てんかんの検査と治療法
てんかんであるかどうかは、脳波検査と問診によって診断が行われます。
また、てんかんの治療法は薬物療法が主体になりますが、薬物による改善が見られない難治性てんかんに対しては、外科治療が行われることもあります。
てんかんの検査
てんかんの検査で欠かせないのが脳波検査です。頭部にいくつかの電極をつけ、てんかん特有の異常波が出ていないかどうかを調べるもので、痛みなどはまったくなく、寝ているだけで終わります。
通常は、覚醒時と睡眠時の脳波の記録をそれぞれ20分程度行い、50分前後で終了します。てんかん波は、睡眠時に出現することが多いため、睡眠時の脳波検査を行いますが、通常は検査前日の睡眠時間を少なくしておいて眠れる状態にして検査を行います。
しかし、じっとしていられなかったり、どうしても眠れない場合は、軽い睡眠導眠剤を使用することもあります。
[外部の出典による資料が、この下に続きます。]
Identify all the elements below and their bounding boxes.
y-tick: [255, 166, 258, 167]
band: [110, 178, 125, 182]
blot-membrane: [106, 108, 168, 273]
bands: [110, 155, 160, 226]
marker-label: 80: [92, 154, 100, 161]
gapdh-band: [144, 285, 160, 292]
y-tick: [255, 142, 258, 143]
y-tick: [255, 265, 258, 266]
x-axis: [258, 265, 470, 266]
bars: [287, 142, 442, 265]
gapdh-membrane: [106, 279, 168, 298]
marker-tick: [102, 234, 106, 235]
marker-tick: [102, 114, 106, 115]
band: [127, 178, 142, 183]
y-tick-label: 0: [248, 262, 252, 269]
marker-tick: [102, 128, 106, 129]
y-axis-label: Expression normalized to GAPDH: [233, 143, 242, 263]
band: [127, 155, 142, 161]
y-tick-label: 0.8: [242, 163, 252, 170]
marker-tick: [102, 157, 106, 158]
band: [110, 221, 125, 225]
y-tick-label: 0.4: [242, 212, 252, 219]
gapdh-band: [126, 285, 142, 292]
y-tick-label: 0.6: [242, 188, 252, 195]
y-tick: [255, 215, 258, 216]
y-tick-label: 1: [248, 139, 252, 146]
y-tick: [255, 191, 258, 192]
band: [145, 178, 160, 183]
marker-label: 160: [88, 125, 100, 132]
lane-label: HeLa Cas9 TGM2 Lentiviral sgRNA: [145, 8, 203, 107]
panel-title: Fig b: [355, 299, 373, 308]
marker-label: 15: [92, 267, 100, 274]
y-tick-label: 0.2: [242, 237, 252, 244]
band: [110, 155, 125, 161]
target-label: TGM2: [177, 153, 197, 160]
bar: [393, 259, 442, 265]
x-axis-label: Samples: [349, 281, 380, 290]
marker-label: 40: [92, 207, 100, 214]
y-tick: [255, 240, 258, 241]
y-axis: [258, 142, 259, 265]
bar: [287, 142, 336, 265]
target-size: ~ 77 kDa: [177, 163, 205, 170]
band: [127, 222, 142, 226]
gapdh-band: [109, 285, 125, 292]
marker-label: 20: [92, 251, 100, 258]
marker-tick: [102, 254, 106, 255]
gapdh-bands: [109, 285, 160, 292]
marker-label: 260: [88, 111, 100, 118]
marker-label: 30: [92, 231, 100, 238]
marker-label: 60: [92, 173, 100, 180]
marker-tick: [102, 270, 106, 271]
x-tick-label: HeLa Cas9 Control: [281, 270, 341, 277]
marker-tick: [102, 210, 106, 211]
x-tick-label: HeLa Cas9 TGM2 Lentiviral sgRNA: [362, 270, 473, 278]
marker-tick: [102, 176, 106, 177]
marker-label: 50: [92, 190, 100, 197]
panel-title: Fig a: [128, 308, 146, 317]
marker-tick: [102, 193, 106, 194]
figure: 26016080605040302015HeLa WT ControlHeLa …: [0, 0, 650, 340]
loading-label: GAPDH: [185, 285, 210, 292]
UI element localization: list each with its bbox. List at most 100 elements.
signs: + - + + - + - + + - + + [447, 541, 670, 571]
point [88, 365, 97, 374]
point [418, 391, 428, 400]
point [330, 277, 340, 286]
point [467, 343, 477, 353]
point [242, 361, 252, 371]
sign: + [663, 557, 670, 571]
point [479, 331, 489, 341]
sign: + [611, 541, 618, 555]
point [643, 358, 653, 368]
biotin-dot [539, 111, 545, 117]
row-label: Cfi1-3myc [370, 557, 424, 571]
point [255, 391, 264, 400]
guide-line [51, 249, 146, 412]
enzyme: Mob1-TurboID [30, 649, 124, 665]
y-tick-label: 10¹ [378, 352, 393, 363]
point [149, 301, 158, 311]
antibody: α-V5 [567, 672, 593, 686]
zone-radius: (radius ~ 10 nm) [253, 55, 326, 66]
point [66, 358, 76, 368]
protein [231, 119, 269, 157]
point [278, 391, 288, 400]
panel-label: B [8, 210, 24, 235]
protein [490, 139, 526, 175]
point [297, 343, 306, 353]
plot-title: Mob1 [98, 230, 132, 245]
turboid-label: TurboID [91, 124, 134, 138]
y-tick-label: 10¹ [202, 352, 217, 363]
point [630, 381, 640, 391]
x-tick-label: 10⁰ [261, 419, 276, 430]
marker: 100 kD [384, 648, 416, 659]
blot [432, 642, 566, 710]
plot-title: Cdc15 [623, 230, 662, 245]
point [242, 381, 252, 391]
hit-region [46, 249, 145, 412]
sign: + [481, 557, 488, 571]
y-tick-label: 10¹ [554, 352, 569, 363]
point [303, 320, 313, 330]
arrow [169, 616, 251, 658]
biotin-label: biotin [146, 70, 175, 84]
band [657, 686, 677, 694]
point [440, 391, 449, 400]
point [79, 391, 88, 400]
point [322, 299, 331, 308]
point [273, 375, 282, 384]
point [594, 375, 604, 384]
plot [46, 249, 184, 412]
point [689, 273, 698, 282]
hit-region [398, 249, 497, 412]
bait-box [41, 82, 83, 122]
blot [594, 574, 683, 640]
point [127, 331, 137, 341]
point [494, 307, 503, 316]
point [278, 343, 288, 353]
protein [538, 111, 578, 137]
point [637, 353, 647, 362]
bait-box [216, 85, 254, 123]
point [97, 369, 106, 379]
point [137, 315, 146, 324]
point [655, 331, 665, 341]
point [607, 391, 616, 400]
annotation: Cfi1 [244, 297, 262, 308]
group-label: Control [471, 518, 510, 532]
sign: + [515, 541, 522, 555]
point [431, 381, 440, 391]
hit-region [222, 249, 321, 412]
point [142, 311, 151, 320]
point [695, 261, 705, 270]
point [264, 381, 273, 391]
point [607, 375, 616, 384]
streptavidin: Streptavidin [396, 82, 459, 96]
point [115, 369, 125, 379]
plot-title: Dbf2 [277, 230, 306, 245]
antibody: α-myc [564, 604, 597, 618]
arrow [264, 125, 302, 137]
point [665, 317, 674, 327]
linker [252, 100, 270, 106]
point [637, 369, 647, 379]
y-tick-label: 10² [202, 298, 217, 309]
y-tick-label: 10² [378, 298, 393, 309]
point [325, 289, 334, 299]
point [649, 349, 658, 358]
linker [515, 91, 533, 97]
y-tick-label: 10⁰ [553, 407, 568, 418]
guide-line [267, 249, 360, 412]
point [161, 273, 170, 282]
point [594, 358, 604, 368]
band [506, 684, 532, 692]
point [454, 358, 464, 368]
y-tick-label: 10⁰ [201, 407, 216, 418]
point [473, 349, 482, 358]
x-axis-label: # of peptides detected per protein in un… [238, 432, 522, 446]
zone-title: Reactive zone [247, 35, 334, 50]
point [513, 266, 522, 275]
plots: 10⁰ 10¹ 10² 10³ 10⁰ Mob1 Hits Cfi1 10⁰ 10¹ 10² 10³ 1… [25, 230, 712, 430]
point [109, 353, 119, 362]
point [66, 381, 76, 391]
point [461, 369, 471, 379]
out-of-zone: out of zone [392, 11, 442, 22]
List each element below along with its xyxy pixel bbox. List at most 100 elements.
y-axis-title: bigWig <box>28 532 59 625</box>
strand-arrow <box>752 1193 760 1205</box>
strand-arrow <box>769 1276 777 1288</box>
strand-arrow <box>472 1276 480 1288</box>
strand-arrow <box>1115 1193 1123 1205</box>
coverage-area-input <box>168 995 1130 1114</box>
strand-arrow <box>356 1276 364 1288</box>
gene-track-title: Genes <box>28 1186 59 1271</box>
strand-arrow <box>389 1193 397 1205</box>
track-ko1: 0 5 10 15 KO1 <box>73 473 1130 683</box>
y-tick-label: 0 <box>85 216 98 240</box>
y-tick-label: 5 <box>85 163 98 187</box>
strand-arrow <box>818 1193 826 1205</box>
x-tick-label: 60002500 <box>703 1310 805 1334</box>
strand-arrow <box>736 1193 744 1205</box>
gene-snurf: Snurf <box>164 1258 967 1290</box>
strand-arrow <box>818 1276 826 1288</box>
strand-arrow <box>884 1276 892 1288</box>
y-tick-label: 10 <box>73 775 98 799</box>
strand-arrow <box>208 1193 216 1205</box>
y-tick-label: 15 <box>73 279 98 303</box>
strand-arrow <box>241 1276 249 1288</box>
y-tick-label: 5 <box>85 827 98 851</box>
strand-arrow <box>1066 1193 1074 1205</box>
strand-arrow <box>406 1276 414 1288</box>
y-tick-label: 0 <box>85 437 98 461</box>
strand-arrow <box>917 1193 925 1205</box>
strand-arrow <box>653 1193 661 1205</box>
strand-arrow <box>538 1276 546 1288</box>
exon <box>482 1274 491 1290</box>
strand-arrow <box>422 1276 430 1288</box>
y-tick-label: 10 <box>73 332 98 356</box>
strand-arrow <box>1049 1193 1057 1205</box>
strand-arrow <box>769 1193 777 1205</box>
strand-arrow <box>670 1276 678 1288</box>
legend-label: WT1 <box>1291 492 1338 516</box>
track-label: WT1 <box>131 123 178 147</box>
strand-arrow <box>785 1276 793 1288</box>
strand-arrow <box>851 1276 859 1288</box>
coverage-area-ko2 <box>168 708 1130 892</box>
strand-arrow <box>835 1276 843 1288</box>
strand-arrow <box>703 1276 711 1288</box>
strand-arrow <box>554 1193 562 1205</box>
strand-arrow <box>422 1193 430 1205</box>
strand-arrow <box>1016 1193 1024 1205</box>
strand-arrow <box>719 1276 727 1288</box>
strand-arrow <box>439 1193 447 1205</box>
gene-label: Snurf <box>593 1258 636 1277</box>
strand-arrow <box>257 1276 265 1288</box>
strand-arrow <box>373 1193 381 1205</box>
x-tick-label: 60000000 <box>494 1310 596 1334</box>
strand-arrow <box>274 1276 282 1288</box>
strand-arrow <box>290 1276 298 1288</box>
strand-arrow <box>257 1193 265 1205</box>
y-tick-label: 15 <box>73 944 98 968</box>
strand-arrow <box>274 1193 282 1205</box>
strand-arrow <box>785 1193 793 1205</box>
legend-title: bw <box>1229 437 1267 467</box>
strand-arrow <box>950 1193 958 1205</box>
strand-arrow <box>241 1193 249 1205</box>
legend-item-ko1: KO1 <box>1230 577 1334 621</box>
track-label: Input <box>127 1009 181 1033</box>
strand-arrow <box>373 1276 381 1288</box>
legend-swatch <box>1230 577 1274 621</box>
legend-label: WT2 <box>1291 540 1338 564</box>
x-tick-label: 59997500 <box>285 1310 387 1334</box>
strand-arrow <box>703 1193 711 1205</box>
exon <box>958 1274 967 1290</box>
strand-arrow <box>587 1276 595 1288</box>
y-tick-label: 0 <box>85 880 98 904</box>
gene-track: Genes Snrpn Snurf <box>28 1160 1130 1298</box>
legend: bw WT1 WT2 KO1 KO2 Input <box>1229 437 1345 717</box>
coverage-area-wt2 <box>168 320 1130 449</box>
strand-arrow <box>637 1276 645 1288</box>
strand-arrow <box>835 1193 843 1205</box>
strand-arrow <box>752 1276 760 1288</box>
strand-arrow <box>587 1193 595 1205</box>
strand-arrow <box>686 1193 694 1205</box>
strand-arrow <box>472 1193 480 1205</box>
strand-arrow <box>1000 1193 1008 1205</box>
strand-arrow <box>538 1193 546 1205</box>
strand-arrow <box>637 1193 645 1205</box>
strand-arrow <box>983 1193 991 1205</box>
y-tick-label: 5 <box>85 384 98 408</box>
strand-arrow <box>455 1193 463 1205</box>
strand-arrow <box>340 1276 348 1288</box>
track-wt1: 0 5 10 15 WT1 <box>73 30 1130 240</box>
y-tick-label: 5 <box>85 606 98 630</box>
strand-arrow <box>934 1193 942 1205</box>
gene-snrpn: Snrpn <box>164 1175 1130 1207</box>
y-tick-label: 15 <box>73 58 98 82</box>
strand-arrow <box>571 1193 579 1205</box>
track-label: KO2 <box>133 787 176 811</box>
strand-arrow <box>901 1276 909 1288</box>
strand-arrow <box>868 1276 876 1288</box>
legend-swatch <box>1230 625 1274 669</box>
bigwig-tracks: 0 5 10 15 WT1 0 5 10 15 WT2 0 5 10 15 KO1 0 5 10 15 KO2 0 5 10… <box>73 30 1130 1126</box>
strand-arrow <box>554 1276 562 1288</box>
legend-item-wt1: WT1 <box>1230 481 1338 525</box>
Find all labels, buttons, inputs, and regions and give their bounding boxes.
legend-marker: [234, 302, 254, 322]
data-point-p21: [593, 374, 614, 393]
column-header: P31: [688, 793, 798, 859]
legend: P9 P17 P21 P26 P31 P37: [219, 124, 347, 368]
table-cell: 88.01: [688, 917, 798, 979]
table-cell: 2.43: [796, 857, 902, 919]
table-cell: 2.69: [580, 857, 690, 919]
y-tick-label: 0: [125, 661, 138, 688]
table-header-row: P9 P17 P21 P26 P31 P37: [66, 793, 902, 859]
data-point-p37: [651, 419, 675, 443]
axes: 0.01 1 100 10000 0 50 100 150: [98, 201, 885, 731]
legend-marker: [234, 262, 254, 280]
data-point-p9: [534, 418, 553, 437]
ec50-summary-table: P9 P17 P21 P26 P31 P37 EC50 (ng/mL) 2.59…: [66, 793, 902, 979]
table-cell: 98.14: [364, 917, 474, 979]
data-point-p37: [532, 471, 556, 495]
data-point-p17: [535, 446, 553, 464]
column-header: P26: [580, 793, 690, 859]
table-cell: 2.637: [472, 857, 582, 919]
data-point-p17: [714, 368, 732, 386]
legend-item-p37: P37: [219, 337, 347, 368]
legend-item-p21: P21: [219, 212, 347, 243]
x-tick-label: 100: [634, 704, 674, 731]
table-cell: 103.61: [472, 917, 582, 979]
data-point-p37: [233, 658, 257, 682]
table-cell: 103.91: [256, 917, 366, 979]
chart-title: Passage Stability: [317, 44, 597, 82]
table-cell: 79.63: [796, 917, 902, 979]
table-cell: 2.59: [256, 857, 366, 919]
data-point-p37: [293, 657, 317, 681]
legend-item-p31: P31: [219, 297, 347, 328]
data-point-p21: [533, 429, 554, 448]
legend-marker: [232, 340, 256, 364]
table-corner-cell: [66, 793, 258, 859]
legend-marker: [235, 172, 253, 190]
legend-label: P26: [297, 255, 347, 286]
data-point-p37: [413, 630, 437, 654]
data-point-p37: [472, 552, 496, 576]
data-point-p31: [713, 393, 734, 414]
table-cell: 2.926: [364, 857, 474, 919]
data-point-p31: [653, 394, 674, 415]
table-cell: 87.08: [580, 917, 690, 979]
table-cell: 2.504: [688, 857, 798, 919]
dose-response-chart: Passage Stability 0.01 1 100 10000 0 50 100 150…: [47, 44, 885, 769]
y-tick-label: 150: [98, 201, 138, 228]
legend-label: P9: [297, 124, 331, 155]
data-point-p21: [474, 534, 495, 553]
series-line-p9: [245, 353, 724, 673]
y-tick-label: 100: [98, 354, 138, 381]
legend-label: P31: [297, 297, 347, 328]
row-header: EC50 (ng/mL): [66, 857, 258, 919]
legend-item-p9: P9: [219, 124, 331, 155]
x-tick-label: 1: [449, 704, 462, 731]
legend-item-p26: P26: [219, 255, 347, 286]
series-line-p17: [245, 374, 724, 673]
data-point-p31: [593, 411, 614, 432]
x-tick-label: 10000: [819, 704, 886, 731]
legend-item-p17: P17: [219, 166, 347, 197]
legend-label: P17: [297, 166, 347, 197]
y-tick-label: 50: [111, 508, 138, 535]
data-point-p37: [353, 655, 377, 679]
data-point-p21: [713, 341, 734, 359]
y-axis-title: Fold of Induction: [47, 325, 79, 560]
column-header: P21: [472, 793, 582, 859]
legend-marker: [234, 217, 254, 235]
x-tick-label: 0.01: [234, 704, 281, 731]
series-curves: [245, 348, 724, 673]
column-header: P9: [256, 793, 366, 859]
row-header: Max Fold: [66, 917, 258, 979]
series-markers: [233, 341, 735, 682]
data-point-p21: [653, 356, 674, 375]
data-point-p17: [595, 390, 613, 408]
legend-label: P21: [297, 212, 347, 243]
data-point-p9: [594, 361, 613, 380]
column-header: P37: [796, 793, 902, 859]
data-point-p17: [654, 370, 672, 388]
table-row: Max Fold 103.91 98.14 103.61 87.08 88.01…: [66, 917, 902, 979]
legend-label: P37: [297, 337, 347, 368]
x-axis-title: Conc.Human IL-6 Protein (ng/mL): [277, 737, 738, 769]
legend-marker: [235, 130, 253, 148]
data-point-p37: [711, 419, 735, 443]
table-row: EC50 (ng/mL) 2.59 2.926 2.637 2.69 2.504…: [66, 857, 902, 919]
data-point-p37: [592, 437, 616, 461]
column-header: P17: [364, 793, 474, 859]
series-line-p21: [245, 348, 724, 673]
また、難治性てんかんが疑われる場合は、脳の内部を撮影するCTやMRIなどを行ったり、低カルシウム血症の有無や抗けいれん薬の副作用を調べるために尿検査を行うこともあります。
てんかんの治療法
- 薬物治療
てんかんの治療は、「抗てんかん薬」を使用した薬物治療を中心に行われます。
抗てんかん薬は、脳の神経細胞の異常興奮を抑えるとともに、興奮がほかの神経細胞に伝わって行かないようにすることにより、てんかんの発作を抑える薬です。
薬が効き過ぎると正常な神経細胞の働きまで抑制してしまい、眠気やだるさなどの症状が出るため、年齢、性別、体重により薬の適量が決められます。
日本では、現在10種類以上の抗けいれん薬が存在しますが、どの薬を選択するかは医師の判断に任されています。
多くの場合、1種類の薬で治療が行われますが、1種類で効果的に発作を抑えられない場合は、2種類以上の薬を使用することもあります。
また、最初の薬で副作用が出る場合は、ほかの薬に変えることもあります。
子供の場合、薬物治療が効果をあげ発作のない期間が2~3年続けば、3ヶ月~6ヶ月かけて少しずつ薬の量を減らして行き、最後に服薬を中止します。
服薬を中止した後も発作がなければ、てんかんは治癒したと判断されます。
- 外科治療
薬物療法で発作が抑えられない難治性てんかんに対しては、手術による外科治療が有効な場合があります。
特にてんかん発作を起こす部分が限られている側頭葉てんかんなどは、その部分を切除しても障害が残る可能性は低く、手術による治癒効果は高くなっています。
また、発作を起こす部分が広範囲に及んだり、切除できない場所にある場合は、異常信号の拡がりを防ぐ遮断術が行われることもあります。
子供のてんかん発作を放っておくと心身の発達への影響が大きくなるため、早めに専門医に相談しましょう。